Sam Gilliam: Moving West Again

Edited by Stuart Krimko
Contribution by Jason Moran

Designed by Kimberly Varella, Art Direction
Sam Wagner, Assistant Designer
Softcover with half flaps, 88 pages
Publisher: David Kordansky Gallery, 2021
ISBN: 978-1-7337451-6-1
Dimensions: 8.375 × 10.5 in.
Separations: Echelon Color, Santa Monica, CA
Printing: VeronaLibri, Verona, Italy

David Kordansky Gallery is pleased to present Moving West Again, an exhibition of new paintings by Sam Gilliam in which he continues his six-decade exploration of color and materiality. Moving West Again features a group of new Beveled-edge paintings; Gilliam advances this signature typology—a forum for experimentation since its first appearance in 1967—by incorporating new materials and striking formal advances.

Sam Gilliam is one of the key figures in postwar and contemporary American art. Emerging from the Washington, D.C. scene in the mid-1960s, he has subsequently pursued a wide-ranging, pioneering course in which innovation has been the only constant. Accordingly, the paintings in Moving West Again are among the most ambitious examples of their type that he has produced to date. They find him pushing the envelope in terms of materiality and scale: among them are immersive, twenty-foot-long, mural-sized paintings, as well as pictures that feature the use of materials like aluminum granules which appear in his work for the first time.

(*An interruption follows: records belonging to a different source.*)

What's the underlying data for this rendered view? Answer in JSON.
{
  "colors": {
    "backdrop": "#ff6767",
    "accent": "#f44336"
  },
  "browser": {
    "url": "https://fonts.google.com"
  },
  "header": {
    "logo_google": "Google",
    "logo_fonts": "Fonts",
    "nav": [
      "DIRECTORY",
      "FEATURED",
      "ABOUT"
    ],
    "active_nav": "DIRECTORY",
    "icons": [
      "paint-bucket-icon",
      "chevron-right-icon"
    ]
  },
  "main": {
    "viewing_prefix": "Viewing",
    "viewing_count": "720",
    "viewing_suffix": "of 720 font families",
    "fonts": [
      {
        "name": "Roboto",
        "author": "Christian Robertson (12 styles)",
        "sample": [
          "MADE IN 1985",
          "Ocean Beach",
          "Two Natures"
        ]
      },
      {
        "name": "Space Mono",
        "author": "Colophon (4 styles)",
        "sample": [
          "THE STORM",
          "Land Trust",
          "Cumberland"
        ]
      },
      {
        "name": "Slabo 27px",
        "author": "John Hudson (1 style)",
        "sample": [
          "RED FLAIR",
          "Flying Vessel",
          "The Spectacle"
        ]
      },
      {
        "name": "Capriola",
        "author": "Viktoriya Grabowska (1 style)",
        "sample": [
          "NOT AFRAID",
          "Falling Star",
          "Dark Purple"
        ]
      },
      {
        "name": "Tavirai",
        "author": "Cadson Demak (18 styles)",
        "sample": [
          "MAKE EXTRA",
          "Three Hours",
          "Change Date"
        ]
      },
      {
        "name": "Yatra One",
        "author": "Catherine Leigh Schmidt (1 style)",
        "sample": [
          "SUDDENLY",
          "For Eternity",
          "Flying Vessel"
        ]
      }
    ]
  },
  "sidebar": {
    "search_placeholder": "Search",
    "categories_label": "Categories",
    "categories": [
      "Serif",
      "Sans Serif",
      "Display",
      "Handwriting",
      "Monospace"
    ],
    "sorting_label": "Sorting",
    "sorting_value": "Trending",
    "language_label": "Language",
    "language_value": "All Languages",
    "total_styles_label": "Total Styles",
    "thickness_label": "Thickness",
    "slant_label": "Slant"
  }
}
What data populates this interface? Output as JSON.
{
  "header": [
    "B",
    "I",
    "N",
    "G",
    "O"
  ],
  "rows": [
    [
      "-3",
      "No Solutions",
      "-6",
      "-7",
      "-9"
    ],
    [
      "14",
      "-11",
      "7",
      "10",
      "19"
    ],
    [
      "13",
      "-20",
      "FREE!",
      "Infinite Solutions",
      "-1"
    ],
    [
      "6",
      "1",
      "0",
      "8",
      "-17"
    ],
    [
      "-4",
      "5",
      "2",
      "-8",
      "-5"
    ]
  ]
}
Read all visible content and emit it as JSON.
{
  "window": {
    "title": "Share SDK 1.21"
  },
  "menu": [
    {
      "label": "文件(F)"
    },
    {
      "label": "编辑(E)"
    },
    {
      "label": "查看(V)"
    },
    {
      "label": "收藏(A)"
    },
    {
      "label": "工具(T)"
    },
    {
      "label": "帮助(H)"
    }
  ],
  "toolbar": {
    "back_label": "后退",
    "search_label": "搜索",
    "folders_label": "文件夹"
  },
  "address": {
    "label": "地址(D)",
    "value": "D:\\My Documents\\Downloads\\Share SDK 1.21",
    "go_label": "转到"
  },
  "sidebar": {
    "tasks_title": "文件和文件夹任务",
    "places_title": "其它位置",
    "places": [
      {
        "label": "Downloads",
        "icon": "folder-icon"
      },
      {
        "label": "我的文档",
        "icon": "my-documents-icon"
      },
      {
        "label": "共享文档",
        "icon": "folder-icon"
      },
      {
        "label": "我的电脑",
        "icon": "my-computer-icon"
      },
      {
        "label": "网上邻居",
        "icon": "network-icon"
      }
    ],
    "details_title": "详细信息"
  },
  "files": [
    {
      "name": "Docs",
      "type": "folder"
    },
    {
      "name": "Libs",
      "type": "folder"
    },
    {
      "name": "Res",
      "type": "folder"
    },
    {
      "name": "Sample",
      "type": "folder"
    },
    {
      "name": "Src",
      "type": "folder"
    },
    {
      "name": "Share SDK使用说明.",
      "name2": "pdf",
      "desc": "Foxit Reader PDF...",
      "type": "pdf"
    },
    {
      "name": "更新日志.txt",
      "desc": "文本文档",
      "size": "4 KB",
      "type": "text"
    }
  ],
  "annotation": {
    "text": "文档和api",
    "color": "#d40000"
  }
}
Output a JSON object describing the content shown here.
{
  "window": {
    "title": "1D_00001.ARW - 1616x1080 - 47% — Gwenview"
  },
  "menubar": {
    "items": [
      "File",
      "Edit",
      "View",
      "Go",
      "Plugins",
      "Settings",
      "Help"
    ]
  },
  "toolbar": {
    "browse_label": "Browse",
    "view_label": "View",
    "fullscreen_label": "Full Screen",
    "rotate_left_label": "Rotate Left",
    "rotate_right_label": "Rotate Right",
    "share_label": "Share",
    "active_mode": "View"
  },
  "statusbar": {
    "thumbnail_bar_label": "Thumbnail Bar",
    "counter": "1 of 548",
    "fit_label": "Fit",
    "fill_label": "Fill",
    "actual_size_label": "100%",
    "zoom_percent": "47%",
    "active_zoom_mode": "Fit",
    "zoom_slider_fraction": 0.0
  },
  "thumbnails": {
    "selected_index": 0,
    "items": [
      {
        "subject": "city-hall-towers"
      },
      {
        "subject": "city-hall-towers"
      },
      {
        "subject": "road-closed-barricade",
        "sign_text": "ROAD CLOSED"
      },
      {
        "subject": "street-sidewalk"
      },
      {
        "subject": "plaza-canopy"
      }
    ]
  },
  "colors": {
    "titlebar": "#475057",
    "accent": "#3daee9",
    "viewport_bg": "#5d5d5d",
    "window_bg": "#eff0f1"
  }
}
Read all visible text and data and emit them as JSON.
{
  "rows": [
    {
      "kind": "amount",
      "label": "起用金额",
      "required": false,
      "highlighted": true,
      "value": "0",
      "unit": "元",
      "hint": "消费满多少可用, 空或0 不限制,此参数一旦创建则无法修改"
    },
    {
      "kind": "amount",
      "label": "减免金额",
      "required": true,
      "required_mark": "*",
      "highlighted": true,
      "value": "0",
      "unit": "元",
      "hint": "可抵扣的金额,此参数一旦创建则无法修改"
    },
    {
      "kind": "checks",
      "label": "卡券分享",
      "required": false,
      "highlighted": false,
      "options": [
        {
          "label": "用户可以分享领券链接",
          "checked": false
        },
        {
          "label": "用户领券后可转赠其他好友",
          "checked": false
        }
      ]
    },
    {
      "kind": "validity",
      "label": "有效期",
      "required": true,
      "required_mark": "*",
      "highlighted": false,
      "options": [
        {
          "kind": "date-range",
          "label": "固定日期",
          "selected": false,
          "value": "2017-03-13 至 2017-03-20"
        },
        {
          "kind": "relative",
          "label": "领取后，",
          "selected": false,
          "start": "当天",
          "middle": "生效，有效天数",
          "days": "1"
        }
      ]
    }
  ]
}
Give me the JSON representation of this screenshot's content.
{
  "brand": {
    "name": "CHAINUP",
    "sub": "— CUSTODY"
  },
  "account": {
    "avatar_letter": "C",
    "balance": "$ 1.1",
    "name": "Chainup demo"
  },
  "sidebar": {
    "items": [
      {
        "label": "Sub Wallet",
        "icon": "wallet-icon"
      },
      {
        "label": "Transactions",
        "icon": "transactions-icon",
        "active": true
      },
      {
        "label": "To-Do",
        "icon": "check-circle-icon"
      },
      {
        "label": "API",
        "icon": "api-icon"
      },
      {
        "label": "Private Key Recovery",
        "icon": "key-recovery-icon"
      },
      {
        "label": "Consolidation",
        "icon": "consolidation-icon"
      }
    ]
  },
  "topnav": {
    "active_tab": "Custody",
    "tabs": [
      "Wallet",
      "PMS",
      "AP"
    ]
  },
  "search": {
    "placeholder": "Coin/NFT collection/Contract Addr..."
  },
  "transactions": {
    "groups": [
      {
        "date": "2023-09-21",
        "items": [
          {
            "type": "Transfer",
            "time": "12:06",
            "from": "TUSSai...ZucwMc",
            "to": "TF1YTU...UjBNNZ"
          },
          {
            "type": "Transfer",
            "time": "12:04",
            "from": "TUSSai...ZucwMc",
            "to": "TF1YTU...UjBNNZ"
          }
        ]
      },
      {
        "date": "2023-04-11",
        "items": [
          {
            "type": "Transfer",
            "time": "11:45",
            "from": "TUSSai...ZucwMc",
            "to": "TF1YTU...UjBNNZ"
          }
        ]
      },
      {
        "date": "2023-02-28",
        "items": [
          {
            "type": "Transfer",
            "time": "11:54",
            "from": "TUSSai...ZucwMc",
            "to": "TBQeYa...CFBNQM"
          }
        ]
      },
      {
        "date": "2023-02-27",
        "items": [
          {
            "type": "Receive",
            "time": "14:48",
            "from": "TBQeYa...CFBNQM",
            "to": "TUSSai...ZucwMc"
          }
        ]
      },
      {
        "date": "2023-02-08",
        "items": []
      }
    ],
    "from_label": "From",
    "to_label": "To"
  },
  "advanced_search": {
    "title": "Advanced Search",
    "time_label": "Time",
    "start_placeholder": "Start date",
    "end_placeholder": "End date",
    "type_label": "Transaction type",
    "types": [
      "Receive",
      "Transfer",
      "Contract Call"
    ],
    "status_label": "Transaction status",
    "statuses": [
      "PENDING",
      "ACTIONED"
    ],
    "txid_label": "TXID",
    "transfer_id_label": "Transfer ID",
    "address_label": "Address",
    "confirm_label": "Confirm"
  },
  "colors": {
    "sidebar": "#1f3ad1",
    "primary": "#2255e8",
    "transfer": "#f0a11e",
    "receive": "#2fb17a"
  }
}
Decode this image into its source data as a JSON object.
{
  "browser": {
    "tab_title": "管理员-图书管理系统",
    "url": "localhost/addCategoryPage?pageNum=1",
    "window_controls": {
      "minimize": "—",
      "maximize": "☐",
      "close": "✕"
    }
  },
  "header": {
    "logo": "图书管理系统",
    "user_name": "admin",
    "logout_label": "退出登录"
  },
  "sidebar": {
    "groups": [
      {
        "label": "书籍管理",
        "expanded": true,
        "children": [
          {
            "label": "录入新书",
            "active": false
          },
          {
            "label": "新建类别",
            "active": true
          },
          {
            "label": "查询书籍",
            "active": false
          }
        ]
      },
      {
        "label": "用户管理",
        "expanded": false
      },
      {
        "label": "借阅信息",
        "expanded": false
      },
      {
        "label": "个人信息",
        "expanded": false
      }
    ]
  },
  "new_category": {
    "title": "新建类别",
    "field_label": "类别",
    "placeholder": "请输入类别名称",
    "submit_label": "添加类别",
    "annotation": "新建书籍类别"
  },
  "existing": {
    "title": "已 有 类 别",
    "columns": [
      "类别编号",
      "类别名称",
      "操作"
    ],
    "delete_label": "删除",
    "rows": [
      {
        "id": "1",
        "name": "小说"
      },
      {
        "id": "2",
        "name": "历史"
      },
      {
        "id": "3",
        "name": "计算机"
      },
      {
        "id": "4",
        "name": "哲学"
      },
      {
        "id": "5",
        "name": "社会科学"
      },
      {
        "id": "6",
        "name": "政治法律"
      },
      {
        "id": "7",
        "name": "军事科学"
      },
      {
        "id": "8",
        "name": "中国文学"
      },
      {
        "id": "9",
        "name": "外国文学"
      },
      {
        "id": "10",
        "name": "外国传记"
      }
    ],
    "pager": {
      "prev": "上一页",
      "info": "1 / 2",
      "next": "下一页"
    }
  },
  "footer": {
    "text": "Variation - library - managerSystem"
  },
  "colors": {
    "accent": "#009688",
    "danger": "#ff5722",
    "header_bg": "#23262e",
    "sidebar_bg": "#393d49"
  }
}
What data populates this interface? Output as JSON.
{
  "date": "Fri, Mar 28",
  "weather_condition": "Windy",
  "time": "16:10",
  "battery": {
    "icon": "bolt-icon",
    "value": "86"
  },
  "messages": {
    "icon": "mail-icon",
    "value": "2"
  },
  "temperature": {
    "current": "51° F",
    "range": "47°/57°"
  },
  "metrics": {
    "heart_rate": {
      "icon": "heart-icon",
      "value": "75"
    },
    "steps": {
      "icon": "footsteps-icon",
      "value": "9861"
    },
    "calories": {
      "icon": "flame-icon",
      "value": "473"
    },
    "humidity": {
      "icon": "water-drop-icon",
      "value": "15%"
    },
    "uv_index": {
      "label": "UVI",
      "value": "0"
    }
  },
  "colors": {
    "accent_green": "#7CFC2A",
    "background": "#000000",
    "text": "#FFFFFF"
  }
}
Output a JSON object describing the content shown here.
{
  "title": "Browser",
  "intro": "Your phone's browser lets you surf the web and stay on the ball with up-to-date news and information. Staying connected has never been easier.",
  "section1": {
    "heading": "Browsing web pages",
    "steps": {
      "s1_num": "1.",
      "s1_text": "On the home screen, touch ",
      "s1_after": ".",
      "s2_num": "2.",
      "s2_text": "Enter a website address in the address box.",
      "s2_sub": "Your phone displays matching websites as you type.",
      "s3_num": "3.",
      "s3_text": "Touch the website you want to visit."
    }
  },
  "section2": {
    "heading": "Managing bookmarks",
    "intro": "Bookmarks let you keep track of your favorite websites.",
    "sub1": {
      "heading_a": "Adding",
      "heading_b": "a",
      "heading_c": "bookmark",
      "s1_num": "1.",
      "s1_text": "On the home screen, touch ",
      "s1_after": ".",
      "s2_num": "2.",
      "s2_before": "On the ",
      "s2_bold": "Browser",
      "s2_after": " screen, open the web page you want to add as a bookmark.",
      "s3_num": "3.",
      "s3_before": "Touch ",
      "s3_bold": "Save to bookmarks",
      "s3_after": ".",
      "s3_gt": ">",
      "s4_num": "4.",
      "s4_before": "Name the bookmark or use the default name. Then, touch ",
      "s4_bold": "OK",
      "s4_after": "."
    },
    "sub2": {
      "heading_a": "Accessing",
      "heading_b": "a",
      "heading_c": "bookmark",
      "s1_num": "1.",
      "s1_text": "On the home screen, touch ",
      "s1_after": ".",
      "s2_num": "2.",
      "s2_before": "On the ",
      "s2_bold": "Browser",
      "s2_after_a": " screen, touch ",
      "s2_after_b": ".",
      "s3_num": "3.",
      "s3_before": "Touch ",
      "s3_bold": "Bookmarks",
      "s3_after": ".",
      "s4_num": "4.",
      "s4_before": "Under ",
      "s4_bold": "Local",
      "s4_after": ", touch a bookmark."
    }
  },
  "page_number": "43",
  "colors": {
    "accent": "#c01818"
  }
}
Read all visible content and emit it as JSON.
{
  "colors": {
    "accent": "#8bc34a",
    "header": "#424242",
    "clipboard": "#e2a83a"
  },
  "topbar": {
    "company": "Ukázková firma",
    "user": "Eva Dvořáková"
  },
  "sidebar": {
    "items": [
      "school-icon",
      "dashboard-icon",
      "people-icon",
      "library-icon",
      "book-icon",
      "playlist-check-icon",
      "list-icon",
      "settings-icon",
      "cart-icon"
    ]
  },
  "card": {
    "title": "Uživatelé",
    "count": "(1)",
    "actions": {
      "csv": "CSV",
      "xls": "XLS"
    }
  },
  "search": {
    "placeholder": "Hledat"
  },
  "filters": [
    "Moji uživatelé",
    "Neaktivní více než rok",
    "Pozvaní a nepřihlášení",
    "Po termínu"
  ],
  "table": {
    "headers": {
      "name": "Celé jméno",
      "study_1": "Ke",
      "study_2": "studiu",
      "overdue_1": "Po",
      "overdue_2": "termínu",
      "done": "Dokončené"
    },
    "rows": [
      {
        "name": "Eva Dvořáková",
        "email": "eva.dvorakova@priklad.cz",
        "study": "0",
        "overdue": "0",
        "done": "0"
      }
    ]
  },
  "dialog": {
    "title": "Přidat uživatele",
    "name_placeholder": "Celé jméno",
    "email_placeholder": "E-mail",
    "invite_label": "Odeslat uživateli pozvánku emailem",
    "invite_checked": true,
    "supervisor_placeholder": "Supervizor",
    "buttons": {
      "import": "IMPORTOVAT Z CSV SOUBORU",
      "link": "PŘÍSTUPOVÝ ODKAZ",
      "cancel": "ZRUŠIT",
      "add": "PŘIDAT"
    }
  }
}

Gilliam brings the full range of his experience and knowledge to each of these singular statements, in which fields of color are combined with a variety of often surprising materials. However, Gilliam has always approached each body of work—and indeed, each work itself—as a unique and evolving set of conditions that elaborate themselves in real time, as the paintings are made. This improvisatory ethos, which finds echoes in the urgent, elastic forms of jazz and the expansive gestural horizons of abstract expressionism, is more than an engine for making art; it is a way of seeing the world precipitated on the idea that response and participation are always possible, and often required.